Don’t assume that because head-hunters earn commission they have an interest in negotiating a high salary. In practice they can maximise their income by turning over more business than by squeezing an employer for a few thousand dollars here or there.
So, while they are happy to see you get more dollars, don’t push your luck in negotiations. If anything they are keener to close the deal than win more money.
Some commission head-hunters will coach you before an interview. They’ll do whatever they can to help you secure the job. At times you may feel they are pushing you– that’s because they are pushing you.

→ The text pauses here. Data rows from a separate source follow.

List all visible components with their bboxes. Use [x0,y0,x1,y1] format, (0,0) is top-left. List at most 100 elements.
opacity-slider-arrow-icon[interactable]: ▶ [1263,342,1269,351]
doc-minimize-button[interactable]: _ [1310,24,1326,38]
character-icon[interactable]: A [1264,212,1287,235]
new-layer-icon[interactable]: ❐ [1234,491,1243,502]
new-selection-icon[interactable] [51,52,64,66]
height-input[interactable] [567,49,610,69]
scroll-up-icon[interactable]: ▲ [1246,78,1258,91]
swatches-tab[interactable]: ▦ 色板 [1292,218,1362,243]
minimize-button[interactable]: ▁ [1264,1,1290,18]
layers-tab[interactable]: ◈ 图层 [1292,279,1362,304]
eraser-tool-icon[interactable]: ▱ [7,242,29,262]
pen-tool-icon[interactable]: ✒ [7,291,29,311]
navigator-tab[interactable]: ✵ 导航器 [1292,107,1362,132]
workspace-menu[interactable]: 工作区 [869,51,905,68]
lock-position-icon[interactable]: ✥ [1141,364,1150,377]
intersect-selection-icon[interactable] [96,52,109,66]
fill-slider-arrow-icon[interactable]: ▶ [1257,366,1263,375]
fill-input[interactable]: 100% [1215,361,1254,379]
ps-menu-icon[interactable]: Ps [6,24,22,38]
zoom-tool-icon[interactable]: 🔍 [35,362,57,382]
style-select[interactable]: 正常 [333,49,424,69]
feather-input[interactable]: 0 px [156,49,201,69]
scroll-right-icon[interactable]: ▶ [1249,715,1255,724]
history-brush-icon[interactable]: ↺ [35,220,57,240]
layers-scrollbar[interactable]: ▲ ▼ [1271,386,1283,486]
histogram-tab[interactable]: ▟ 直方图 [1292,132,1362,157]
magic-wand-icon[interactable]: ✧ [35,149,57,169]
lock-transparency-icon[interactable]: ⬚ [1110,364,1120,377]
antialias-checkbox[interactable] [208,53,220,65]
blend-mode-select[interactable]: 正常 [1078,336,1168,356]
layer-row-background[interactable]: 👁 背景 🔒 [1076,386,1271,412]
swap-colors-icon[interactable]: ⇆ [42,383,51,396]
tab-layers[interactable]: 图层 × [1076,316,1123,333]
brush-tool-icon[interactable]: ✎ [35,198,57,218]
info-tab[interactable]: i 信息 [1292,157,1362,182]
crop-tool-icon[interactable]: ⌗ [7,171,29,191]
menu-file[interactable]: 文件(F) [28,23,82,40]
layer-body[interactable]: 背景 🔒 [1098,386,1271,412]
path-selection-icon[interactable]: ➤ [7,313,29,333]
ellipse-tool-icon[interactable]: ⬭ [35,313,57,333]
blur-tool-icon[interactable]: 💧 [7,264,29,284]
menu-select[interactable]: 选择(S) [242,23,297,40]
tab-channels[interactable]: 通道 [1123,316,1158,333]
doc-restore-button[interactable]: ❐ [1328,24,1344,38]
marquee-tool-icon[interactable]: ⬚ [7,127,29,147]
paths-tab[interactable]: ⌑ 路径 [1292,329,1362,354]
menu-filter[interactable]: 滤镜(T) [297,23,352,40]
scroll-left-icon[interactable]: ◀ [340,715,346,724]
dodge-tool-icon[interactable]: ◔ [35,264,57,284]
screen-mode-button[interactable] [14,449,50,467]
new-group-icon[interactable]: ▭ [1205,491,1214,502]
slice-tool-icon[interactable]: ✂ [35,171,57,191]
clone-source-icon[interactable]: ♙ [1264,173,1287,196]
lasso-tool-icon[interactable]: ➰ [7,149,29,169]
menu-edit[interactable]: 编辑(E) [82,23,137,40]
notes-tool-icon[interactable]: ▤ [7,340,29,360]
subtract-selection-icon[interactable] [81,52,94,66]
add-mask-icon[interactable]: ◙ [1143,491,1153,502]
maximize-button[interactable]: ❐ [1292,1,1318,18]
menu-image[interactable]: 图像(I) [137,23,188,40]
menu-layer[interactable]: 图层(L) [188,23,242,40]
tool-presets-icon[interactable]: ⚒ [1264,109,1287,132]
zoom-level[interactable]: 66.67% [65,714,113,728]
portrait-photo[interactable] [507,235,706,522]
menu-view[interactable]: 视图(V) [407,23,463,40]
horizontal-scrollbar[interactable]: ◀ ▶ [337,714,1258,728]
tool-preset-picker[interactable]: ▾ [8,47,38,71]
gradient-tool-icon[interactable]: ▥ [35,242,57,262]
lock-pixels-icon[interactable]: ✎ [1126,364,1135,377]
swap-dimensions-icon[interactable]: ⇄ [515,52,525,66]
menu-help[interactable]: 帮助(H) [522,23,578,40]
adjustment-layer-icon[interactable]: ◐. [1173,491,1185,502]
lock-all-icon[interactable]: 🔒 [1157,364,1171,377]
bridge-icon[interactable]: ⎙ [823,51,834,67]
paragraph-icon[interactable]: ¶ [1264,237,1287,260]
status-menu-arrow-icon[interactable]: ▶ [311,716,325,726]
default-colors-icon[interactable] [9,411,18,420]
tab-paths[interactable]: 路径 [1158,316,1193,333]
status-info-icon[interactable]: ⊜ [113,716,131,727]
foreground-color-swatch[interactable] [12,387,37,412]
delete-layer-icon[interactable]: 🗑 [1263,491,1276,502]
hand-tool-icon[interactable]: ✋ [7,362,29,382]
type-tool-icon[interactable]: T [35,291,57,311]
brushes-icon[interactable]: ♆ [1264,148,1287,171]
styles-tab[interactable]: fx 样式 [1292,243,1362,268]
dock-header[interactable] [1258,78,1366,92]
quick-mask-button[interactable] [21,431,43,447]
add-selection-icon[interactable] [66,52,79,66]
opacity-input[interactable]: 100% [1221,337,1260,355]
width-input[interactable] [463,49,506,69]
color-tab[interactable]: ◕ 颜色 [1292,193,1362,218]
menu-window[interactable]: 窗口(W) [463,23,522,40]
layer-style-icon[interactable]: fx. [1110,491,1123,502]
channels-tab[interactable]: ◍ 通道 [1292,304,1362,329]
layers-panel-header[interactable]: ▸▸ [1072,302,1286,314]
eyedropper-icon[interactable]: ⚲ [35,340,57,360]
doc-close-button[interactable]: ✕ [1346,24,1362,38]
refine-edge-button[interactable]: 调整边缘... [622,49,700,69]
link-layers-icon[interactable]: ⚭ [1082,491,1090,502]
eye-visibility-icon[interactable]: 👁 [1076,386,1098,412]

It isn’t unusual for rival commission head-hunters – even from within the same recruitment organisation – to have candidates in line for a single job. While you’ll get a lot of push, you probably won’t get much of attention, that’s because they have so many irons in the fire.
Although it might look like you have a job in the bag, you might be only one of many candidates.
Fixed fee head-hunters will spend a lot of time with you. They probably won’t coach you, but they will help with negotiations and finding information.
You can expect to get lots of feedback about how the process is progressing. By the time you are in front of a company, you’ll be one of only two or three short-listed candidates. The job isn’t yours yet. But you will almost certainly be what the company is looking for. Most of the remaining work is determining if you are the best fit for that employer.
Negotiating when head-hunted
Another dangerous assumption is that a call from a head-hunter puts you in a strong negotiating position. After all, extracting better salary, terms and conditions is easier when someone else is doing the asking.
To some extent this is true, but don’t get carried away. Head hunters spend their working lives recruiting people. You only change jobs once in a blue moon. You have negotiating leverage, but remember you’re up against professionals. They will have seen all this before. What’s more, their clients are the employers, not the candidates.
If they have done their homework properly the prospective employer will already have a definite idea of your worth to their business. They are prepared to negotiate and may even go past their expected limits. You should remind yourself that they probably have other candidates in the pipeline too.
Despite this, a call from a head-hunter is an excellent way to boost your salary or job. After all, if they want to tempt you away from your current position, they are going to need to offer something attractive.